Deployment
Production runs on Render. The whole stack (4 Go services + 2
static frontends + managed Postgres + managed Redis) is described
declaratively in render.yaml at the repo root — one Blueprint apply
brings it all up.
The full playbook lives in
docs/deploy.md.
This page is the tour, not the replacement.
What Render provisions
civicos-gateway— the api-gateway Web Service (port3000).civicos-identity— identity-service Private Service.civicos-community— community-service Private Service.civicos-organization— organization-service Private Service.civicos-web— citizen web Static Site (apps/webbuild output).civicos-admin— admin console Static Site (apps/adminbuild output).- Managed Postgres, managed Redis.
Only the gateway and the two Static Sites are public. The three backend services are private — they're reachable inside Render's network from the gateway but never from the public internet.
Estimated cost at launch
~$34/mo on Render's minimum plans. Breakdown in docs/deploy.md.
First-time deploy — the short version
- Connect Render to the GitHub repo.
- In Render, New + → Blueprint → point at the repo → confirm.
- Wait ~20–30 minutes for the first Docker builds.
- Set the following env vars in the Render dashboard on each service
(Blueprint provides defaults for most, but some are secrets):
JWT_SECRET(32+ chars) — must be the same on gateway, identity, community, organization.SMTP_HOST/SMTP_PORT/SMTP_USER/SMTP_PASSWORD/SMTP_FROMon identity (once you have a Resend / Postmark account).APP_URLon identity — the public URL where email links land.
- Wait for services to go healthy (each has
/health). - Register the first user via the citizen web app, verify the email,
then bump their role to
PLATFORM_ADMINviarender psql:UPDATE users SET role='PLATFORM_ADMIN' WHERE email='<you>';
Zero-downtime deploys
Render does rolling deploys per service by default. Because each
service has /health, Render waits for the new instance to answer
200 before shifting traffic. AutoMigrate runs at startup — if you're
making an additive schema change, that's fine. If you're making a
destructive schema change, apply the SQL migration first (via
render psql) then push the code.
Environment variables — production checklist
Set on every backend service:
DATABASE_URL— the Render Postgres string (Blueprint wires this).JWT_SECRET— 32+ chars, same across all four services.PORT— Render sets this; don't override.
Set on the gateway:
IDENTITY_SERVICE_URL,COMMUNITY_SERVICE_URL,ORGANIZATION_SERVICE_URL— Blueprint wires these to the private URLs.REDIS_URL— Render Redis (Blueprint wires this).
Set on identity:
SMTP_HOST/SMTP_PORT/SMTP_USER/SMTP_PASSWORD/SMTP_FROM— real email.APP_URL— used in email link generation.

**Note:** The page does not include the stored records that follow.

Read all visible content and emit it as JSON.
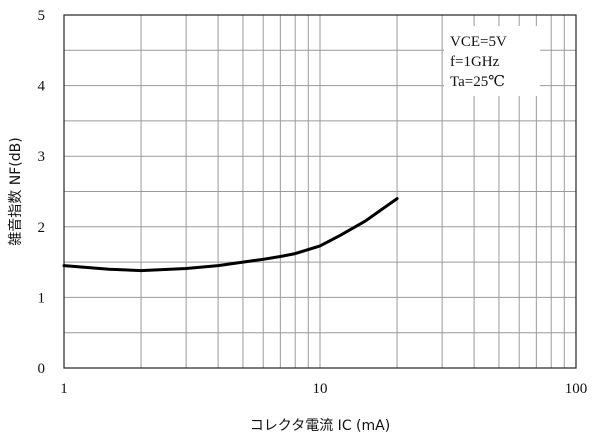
{
  "chart_data": {
    "type": "line",
    "xscale": "log",
    "xlim": [
      1,
      100
    ],
    "ylim": [
      0,
      5
    ],
    "x_ticks": [
      1,
      10,
      100
    ],
    "x_tick_labels": [
      "1",
      "10",
      "100"
    ],
    "y_ticks": [
      0,
      1,
      2,
      3,
      4,
      5
    ],
    "y_tick_labels": [
      "0",
      "1",
      "2",
      "3",
      "4",
      "5"
    ],
    "xlabel": "コレクタ電流 IC (mA)",
    "ylabel": "雑音指数 NF(dB)",
    "grid": true,
    "conditions": [
      "VCE=5V",
      "f=1GHz",
      "Ta=25℃"
    ],
    "series": [
      {
        "x": [
          1,
          1.5,
          2,
          3,
          4,
          5,
          6,
          7,
          8,
          10,
          12,
          15,
          20
        ],
        "y": [
          1.45,
          1.4,
          1.38,
          1.41,
          1.45,
          1.5,
          1.54,
          1.58,
          1.62,
          1.73,
          1.88,
          2.08,
          2.4
        ]
      }
    ]
  }
}
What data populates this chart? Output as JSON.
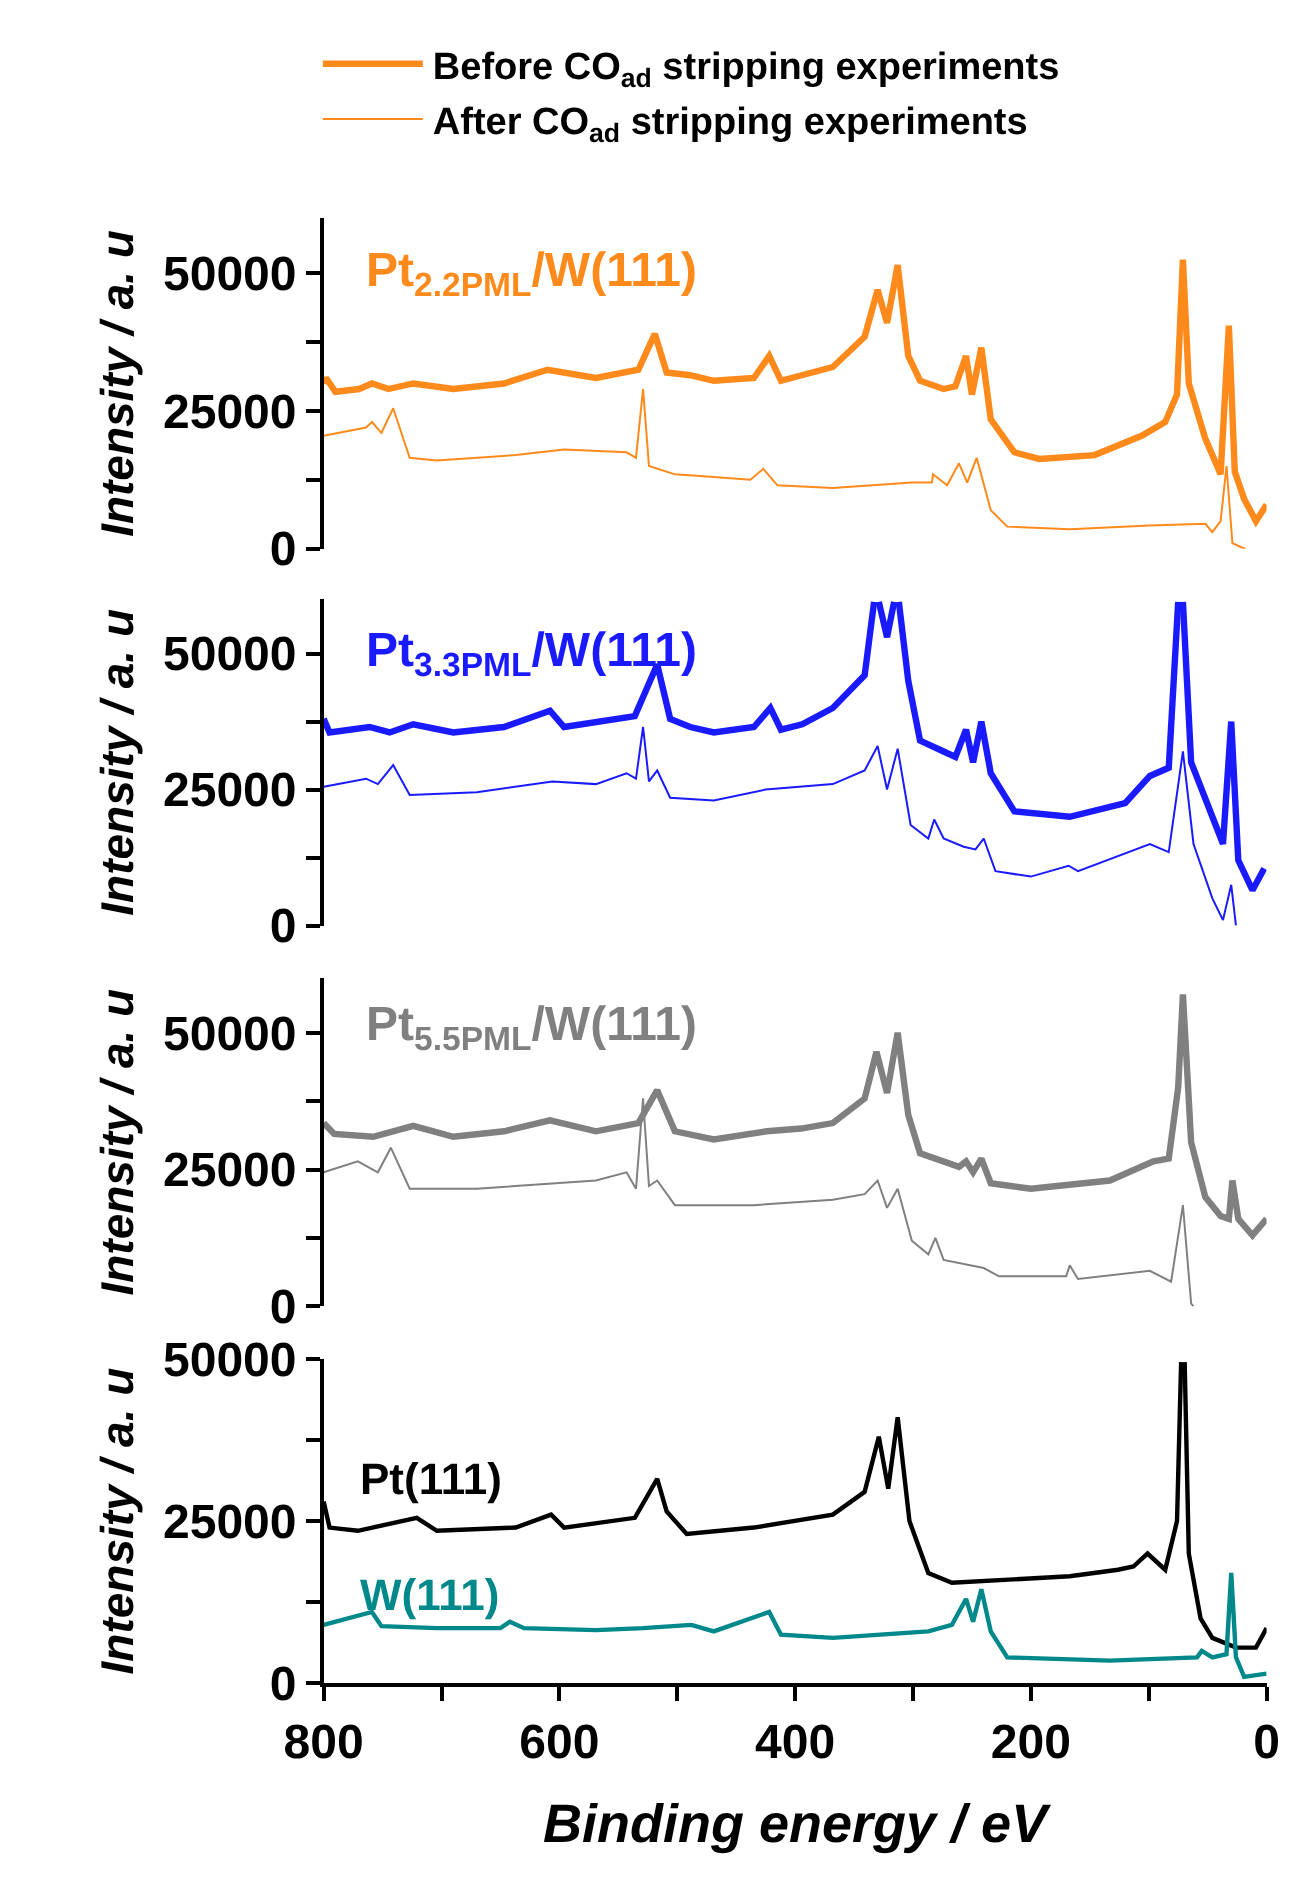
{
  "chart_data": [
    {
      "type": "line",
      "legend": "top",
      "ylabel": "Intensity / a. u",
      "xlim": [
        800,
        0
      ],
      "ylim": [
        0,
        60000
      ],
      "yticks": [
        0,
        25000,
        50000
      ],
      "tick_labels": "y",
      "marker": "none",
      "line_style": "solid",
      "annotations": [
        "Pt$_{2.2PML}$/W(111)"
      ],
      "series": [
        {
          "name": "Before CO$_{ad}$ stripping experiments",
          "color": "#ff8a1c",
          "x": [
            800,
            798,
            790,
            770,
            759,
            745,
            724,
            690,
            647,
            610,
            569,
            533,
            519,
            509,
            489,
            469,
            435,
            422,
            412,
            368,
            341,
            330,
            322,
            313,
            304,
            294,
            274,
            264,
            255,
            250,
            242,
            234,
            214,
            193,
            146,
            106,
            86,
            76,
            71,
            66,
            52,
            39,
            32,
            27,
            19,
            9,
            0
          ],
          "values": [
            30000,
            31000,
            28500,
            29000,
            30000,
            29000,
            30000,
            29000,
            30000,
            32500,
            31000,
            32500,
            39000,
            32000,
            31500,
            30500,
            31000,
            35000,
            30500,
            33000,
            38500,
            47000,
            41000,
            51500,
            35000,
            30500,
            29000,
            29500,
            35000,
            28000,
            36500,
            23500,
            17500,
            16300,
            17000,
            20500,
            23000,
            28000,
            52500,
            30000,
            20000,
            13500,
            40500,
            14000,
            9000,
            5000,
            8000
          ]
        },
        {
          "name": "After CO$_{ad}$ stripping experiments",
          "color": "#ff8a1c",
          "x": [
            800,
            764,
            759,
            751,
            741,
            727,
            704,
            637,
            596,
            543,
            535,
            529,
            524,
            502,
            469,
            438,
            427,
            415,
            368,
            301,
            284,
            283,
            271,
            261,
            254,
            246,
            234,
            220,
            167,
            99,
            52,
            46,
            39,
            34,
            29,
            22,
            18
          ],
          "values": [
            20500,
            22000,
            23000,
            21000,
            25500,
            16500,
            16000,
            17000,
            18000,
            17500,
            16500,
            29000,
            15000,
            13500,
            13000,
            12500,
            14500,
            11500,
            11000,
            12000,
            12000,
            13500,
            11500,
            15500,
            12000,
            16500,
            7000,
            4000,
            3500,
            4200,
            4500,
            3000,
            5000,
            15000,
            1000,
            300,
            0
          ]
        }
      ]
    },
    {
      "type": "line",
      "ylabel": "Intensity / a. u",
      "xlim": [
        800,
        0
      ],
      "ylim": [
        0,
        60000
      ],
      "yticks": [
        0,
        25000,
        50000
      ],
      "tick_labels": "y",
      "marker": "none",
      "line_style": "solid",
      "annotations": [
        "Pt$_{3.3PML}$/W(111)"
      ],
      "series": [
        {
          "color": "#1a1aff",
          "x": [
            800,
            795,
            761,
            744,
            724,
            690,
            647,
            608,
            596,
            536,
            517,
            506,
            489,
            469,
            435,
            421,
            412,
            394,
            368,
            341,
            333,
            331,
            329,
            322,
            316,
            314,
            312,
            304,
            294,
            274,
            264,
            255,
            249,
            242,
            234,
            214,
            167,
            120,
            99,
            83,
            75,
            73,
            71,
            64,
            46,
            37,
            30,
            24,
            12,
            2
          ],
          "values": [
            38000,
            35500,
            36500,
            35500,
            37000,
            35500,
            36500,
            39500,
            36500,
            38500,
            48000,
            38000,
            36500,
            35500,
            36500,
            40000,
            36000,
            37000,
            40000,
            46000,
            59500,
            null,
            59500,
            53000,
            59500,
            null,
            59500,
            45000,
            34000,
            32000,
            31000,
            36000,
            30000,
            37500,
            28000,
            21000,
            20000,
            22500,
            27500,
            29000,
            59500,
            null,
            59500,
            30000,
            20000,
            15000,
            37500,
            12000,
            6500,
            10500
          ]
        },
        {
          "color": "#1a1aff",
          "x": [
            800,
            764,
            754,
            741,
            727,
            670,
            606,
            569,
            543,
            535,
            529,
            524,
            517,
            506,
            469,
            425,
            368,
            341,
            330,
            322,
            313,
            302,
            287,
            282,
            274,
            257,
            247,
            240,
            230,
            200,
            168,
            160,
            99,
            83,
            71,
            62,
            46,
            37,
            30,
            26
          ],
          "values": [
            25500,
            27000,
            26000,
            29500,
            24000,
            24500,
            26500,
            26000,
            28000,
            27000,
            36500,
            26500,
            28500,
            23500,
            23000,
            25000,
            26000,
            28500,
            33000,
            25000,
            32500,
            18500,
            16000,
            19500,
            16000,
            14500,
            14000,
            16000,
            10000,
            9000,
            11000,
            10000,
            15000,
            13500,
            32000,
            15000,
            5000,
            1000,
            7500,
            0
          ]
        }
      ]
    },
    {
      "type": "line",
      "ylabel": "Intensity / a. u",
      "xlim": [
        800,
        0
      ],
      "ylim": [
        0,
        60000
      ],
      "yticks": [
        0,
        25000,
        50000
      ],
      "tick_labels": "y",
      "marker": "none",
      "line_style": "solid",
      "annotations": [
        "Pt$_{5.5PML}$/W(111)"
      ],
      "series": [
        {
          "color": "#808080",
          "x": [
            800,
            791,
            758,
            724,
            690,
            647,
            608,
            569,
            533,
            517,
            502,
            469,
            424,
            395,
            368,
            341,
            331,
            322,
            313,
            304,
            294,
            261,
            255,
            249,
            242,
            234,
            200,
            133,
            96,
            83,
            75,
            71,
            64,
            52,
            39,
            32,
            29,
            24,
            12,
            0
          ],
          "values": [
            33500,
            31500,
            31000,
            33000,
            31000,
            32000,
            34000,
            32000,
            33500,
            39500,
            32000,
            30500,
            32000,
            32500,
            33500,
            38000,
            46500,
            39000,
            50000,
            35000,
            28000,
            25500,
            26500,
            24500,
            27000,
            22500,
            21500,
            23000,
            26500,
            27000,
            40000,
            57000,
            30000,
            20000,
            16500,
            16000,
            23000,
            16000,
            13000,
            16000
          ]
        },
        {
          "color": "#808080",
          "x": [
            800,
            771,
            754,
            743,
            727,
            670,
            569,
            543,
            535,
            529,
            524,
            517,
            502,
            435,
            368,
            341,
            330,
            322,
            313,
            301,
            287,
            281,
            274,
            240,
            227,
            170,
            167,
            160,
            99,
            81,
            71,
            64,
            62
          ],
          "values": [
            24500,
            26500,
            24500,
            29000,
            21500,
            21500,
            23000,
            24500,
            21500,
            38000,
            22000,
            23000,
            18500,
            18500,
            19500,
            20500,
            23000,
            18000,
            21500,
            12000,
            9500,
            12500,
            8500,
            7000,
            5500,
            5500,
            7500,
            5000,
            6500,
            4500,
            18500,
            500,
            0
          ]
        }
      ]
    },
    {
      "type": "line",
      "ylabel": "Intensity / a. u",
      "xlabel": "Binding energy / eV",
      "xlim": [
        800,
        0
      ],
      "xticks": [
        800,
        600,
        400,
        200,
        0
      ],
      "ylim": [
        0,
        50000
      ],
      "yticks": [
        0,
        25000,
        50000
      ],
      "marker": "none",
      "line_style": "solid",
      "series": [
        {
          "name": "Pt(111)",
          "color": "#000000",
          "x": [
            800,
            795,
            771,
            721,
            704,
            637,
            607,
            596,
            536,
            517,
            509,
            492,
            435,
            368,
            341,
            329,
            321,
            313,
            303,
            287,
            267,
            167,
            126,
            113,
            101,
            86,
            76,
            72.5,
            71,
            69.5,
            66,
            56,
            46,
            26,
            9,
            0
          ],
          "values": [
            28000,
            24000,
            23500,
            25500,
            23500,
            24000,
            26000,
            24000,
            25500,
            31500,
            26500,
            23000,
            24000,
            26000,
            29500,
            38000,
            30000,
            41000,
            25000,
            17000,
            15500,
            16500,
            17500,
            18000,
            20000,
            17500,
            25000,
            49500,
            null,
            49500,
            20000,
            10000,
            7000,
            5500,
            5500,
            8500
          ]
        },
        {
          "name": "W(111)",
          "color": "#00888a",
          "x": [
            800,
            759,
            751,
            704,
            650,
            642,
            630,
            569,
            529,
            488,
            469,
            422,
            412,
            368,
            287,
            267,
            255,
            249,
            242,
            234,
            220,
            133,
            59,
            55,
            46,
            34,
            30,
            26,
            19,
            0
          ],
          "values": [
            9000,
            11000,
            8800,
            8500,
            8500,
            9500,
            8500,
            8200,
            8500,
            9000,
            8000,
            11000,
            7500,
            7000,
            8000,
            9000,
            13000,
            9500,
            14500,
            8000,
            4000,
            3500,
            4000,
            5000,
            4000,
            4500,
            17000,
            4000,
            1000,
            1500
          ]
        }
      ]
    }
  ]
}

Set on the frontends (build-time — configured in apps/*/render.yaml
section or via Static Site env):
VITE_API_URL— the gateway's public URL.
Custom domain
Once the platform is live at the Render-issued URL:
- Add the custom domain in Render on the gateway service and both Static Sites.
- Point DNS as Render instructs.
- Update
APP_URLon identity andVITE_API_URLon the frontends to the custom domain. - Redeploy the frontends so the new env is baked in.
Backups
- Render Postgres runs daily snapshots. Retention is plan-dependent — check the current plan before relying on it for compliance.
- User uploads live on the community-service Web Service's disk
(
uploads/directory). Render's ephemeral disks don't survive a redeploy on the free tier — for production you must either bind a persistent disk to the community-service or move uploads to S3 / R2 before launch.
Rollback
Each Render service keeps a small history of past deploys. Roll back via the Render dashboard on the specific service — the previous image comes back up in a couple of minutes. Roll back the schema only if you had a destructive migration; additive changes are safe to leave.